UHV reorganizes academic schools into colleges, adds college for sciences
The University of Houston-Victoria announced Thursday that its three academic schools will be renamed and reorganized into colleges, including the addition of a fourth college that will focus on science, technology, engineering and mathematics programs and will eventually be home to UHV’s first engineering degree.
The announcement was made Thursday afternoon by UH System Chancellor Renu Khator as part of a ribbon-cutting ceremony for UHV’s newest building, University South, which is home to the university’s STEM programs. The university’s four colleges will be named the College of Business, the College of Education & Health Professions, the College of Liberal Arts & Social Sciences, and the College of Natural & Applied Science.
“While I’m always pleased to visit UHV and observe the steady progress being made here, I am especially delighted to take part in these two remarkable developments,” UH System Chancellor Renu Khator said. “The amazing new $30 million University South building is certainly an outstanding improvement, and the transition of the current three schools to colleges is every bit as important. This change, along with the addition of a fourth college, signals the increasing academic quality of this institution and the continuing commitment the UH System has to this campus and this community.”
The creation of the new college dedicated to the sciences allows UHV to make plans to grow and expand in areas that meet the needs of the area’s industries, said Chance Glenn, UHV provost and vice president for academic affairs. The Victoria and Greater Houston areas are full of industries that rely on employees with STEM experience.
“UHV has a commitment to offer its students an excellent education that serves their needs,” Glenn said. “This reorganization of the university’s schools into colleges will allow us to grow in all areas of academics and give our students a more accurate understanding of what each part of the university offers.”
In addition to serving the needs of area businesses and industries, the addition of a new college and the shift from schools to colleges will bring UHV more in line with other universities in the area. The shift is another step in the university’s plan and path toward growing a strong academic enterprise in the region.

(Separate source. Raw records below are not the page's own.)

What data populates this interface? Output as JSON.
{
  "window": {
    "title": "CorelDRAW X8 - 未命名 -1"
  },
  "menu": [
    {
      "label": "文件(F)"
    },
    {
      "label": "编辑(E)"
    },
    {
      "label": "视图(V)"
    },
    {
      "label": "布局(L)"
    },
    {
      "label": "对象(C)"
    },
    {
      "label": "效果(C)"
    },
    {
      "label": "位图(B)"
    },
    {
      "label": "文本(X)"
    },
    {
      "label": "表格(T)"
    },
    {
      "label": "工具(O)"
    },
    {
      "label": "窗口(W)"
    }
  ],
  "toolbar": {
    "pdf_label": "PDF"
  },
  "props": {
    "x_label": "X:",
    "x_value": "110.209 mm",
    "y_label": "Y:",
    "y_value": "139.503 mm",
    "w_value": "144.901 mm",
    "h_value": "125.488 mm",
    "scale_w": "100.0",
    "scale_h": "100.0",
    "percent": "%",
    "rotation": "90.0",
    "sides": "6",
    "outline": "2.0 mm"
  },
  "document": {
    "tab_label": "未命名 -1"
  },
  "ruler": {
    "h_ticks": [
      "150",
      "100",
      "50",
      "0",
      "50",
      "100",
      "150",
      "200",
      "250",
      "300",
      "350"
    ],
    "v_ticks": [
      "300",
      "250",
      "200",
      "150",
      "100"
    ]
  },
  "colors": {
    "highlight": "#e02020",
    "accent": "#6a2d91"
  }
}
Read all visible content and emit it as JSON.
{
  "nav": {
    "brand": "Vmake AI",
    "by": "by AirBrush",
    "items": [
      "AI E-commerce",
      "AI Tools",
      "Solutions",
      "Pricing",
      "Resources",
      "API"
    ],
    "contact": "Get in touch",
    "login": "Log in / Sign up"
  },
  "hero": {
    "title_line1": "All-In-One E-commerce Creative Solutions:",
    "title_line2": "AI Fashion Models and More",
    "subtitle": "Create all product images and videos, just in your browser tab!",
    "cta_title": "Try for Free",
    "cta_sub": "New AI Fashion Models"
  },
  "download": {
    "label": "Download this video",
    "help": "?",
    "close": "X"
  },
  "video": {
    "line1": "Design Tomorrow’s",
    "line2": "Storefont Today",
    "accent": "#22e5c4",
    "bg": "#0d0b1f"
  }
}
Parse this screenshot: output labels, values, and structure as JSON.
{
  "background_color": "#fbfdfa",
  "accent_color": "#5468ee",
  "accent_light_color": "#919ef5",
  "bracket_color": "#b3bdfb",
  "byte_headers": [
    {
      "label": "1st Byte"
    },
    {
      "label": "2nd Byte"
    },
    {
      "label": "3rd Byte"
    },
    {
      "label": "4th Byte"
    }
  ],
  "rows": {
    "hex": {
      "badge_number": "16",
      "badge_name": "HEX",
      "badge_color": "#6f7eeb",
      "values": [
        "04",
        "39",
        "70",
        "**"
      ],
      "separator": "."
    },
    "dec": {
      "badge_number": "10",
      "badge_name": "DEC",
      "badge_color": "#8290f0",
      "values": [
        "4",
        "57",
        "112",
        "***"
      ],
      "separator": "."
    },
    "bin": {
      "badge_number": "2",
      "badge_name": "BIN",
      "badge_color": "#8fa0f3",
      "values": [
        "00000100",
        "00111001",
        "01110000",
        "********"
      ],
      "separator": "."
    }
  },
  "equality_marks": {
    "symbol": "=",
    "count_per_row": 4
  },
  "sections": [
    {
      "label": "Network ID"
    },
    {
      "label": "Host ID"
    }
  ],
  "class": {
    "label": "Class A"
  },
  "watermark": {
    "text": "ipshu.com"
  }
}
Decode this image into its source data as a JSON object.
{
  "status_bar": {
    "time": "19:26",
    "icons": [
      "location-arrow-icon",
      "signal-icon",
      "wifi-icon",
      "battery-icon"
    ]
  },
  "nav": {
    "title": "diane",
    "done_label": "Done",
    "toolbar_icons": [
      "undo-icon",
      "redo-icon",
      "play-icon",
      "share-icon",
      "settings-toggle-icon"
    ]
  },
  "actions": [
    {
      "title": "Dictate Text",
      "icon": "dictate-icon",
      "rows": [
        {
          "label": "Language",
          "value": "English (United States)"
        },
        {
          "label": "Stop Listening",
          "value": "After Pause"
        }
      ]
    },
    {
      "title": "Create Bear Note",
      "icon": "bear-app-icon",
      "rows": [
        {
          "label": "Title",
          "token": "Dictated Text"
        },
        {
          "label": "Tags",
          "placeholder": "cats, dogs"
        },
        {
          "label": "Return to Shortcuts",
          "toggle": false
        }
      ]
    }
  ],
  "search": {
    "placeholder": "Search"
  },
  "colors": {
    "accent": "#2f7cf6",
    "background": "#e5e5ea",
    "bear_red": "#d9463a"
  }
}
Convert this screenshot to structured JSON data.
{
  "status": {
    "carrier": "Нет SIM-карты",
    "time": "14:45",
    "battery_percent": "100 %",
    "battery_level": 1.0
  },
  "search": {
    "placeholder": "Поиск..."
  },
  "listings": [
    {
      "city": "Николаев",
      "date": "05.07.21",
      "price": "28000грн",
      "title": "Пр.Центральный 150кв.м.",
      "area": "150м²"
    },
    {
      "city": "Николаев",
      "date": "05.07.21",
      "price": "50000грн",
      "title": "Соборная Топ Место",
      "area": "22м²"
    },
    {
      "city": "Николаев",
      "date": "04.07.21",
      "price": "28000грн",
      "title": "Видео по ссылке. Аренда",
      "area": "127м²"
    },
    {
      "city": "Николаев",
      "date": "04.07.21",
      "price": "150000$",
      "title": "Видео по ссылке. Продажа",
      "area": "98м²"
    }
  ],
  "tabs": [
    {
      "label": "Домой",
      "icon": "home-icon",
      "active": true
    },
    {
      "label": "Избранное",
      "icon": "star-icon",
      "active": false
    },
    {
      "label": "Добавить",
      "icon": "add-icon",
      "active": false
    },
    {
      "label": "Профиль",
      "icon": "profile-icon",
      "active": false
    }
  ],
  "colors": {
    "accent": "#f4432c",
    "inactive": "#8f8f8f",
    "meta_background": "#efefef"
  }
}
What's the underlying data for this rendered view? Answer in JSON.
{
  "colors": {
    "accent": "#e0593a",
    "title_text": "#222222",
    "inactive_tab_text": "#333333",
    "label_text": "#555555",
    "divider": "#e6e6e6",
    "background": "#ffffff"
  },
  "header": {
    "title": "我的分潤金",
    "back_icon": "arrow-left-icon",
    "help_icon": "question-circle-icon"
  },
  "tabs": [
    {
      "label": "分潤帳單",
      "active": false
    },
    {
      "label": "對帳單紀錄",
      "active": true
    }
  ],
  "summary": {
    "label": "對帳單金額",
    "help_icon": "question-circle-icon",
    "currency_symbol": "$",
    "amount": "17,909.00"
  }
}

“This is a natural part of our evolution as a university – one that will enable us to better serve the needs of our region,” UHV President Bob Glenn said. “From UHV’s beginning in 1973 as an upper-division university to today, the university has moved forward in new and encouraging ways. This will make UHV an even stronger contender in the higher education marketplace and better serve our current and future students.”
Ashley Reyna, a UHV graduate student and vice president of the Student Government Association, was excited to hear about the university’s decision to change its academic organization and add a college. The change will allow the university’s colleges to each grow in their own areas of expertise and clarifies to students exactly what type of subjects each college offers, she said.
“Expanding the number of colleges will lead to some exciting new opportunities for students in the future and will enable them to pursue their passions along a clear pathway,” she said. “I’m looking forward to seeing how the visions and goals for each new college will come together to advance UHV’s goals for the university and the communities it serves.”
The University of Houston-Victoria, located in the heart of the Coastal Bend region since 1973 in Victoria, Texas, offers courses leading to more than 80 academic programs in the schools of Arts & Sciences; Business Administration; and Education, Health Professions & Human Development. UHV provides face-to-face classes at its Victoria campus, as well as an instructional site in Katy, Texas, and online classes that students can take from anywhere. UHV supports the American Association of State Colleges and Universities Opportunities for All initiative to increase awareness about state colleges and universities and the important role they have in providing a high-quality and accessible education to an increasingly diverse student population, as well as contributing to regional and state economic development.